Remix.run Logo
pama a day ago

> If I make the plausible but not necessarily correct assumption that OpenAI's API prices reflect the cost of electricity, none of their models are even remotely that cheap

This assumption is very wrong. The primal cost factor in inference is the GPU itself. NVidia’s profit margins are very high; so are OpenAI’s margins for the API usage, even after taking into account the costs of the GPU. You can understand their margins if you read about inference at scale, and the lmsys blog in my parallel answer is a decent eye opener if you thought that companies sell tokens close to the price of electricity.
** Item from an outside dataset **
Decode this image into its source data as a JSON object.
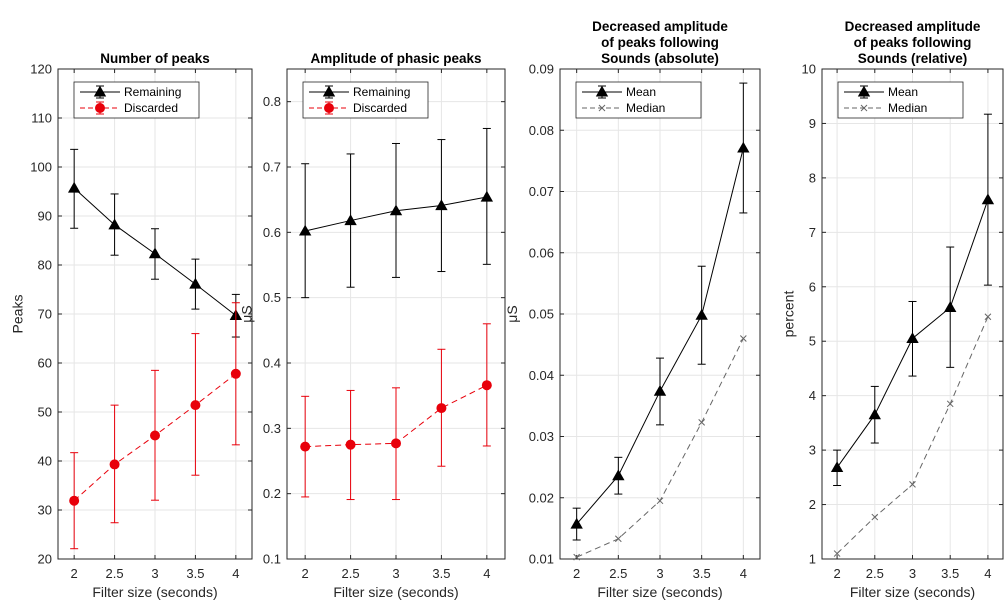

pama 20 hours ago | parent [-]

An alternative and perhaps easier way to estimate the relative importance of the GPU cost vs the electricity cost is to estimate how many years of constant use of the GPU at full power you need for the cost of industrial-scale electricity to catch up to the cost of the industrial scale GPU pricing. The H200 had 700W max power draw and about 40k USD cost (price varies a lot); typical lowest rental price a year ago was 2USD/h, possibly a bit lower by now. In 1h you could not even spent 1kWh electricity with them in optimal compute conditions, yet, at scale, you can negotiate prices lower than 0.05 USD per kWh of electricity at some parts of the US. Alternatively, assume 0.05 USD per kWh, and use the GB200 NVL72 that draws 120kW at peak. That is a cost of 6USD/hour or $52.6k per year. Even if one were to use the hardware for 10 years straight without problems at peak performance, the cost of electricity is way cheaper than the cost of the hardware itself (you have to ask NVidia for a quote, but expect a multi-million dollar tag and they have no shortage of customers ready to pay.)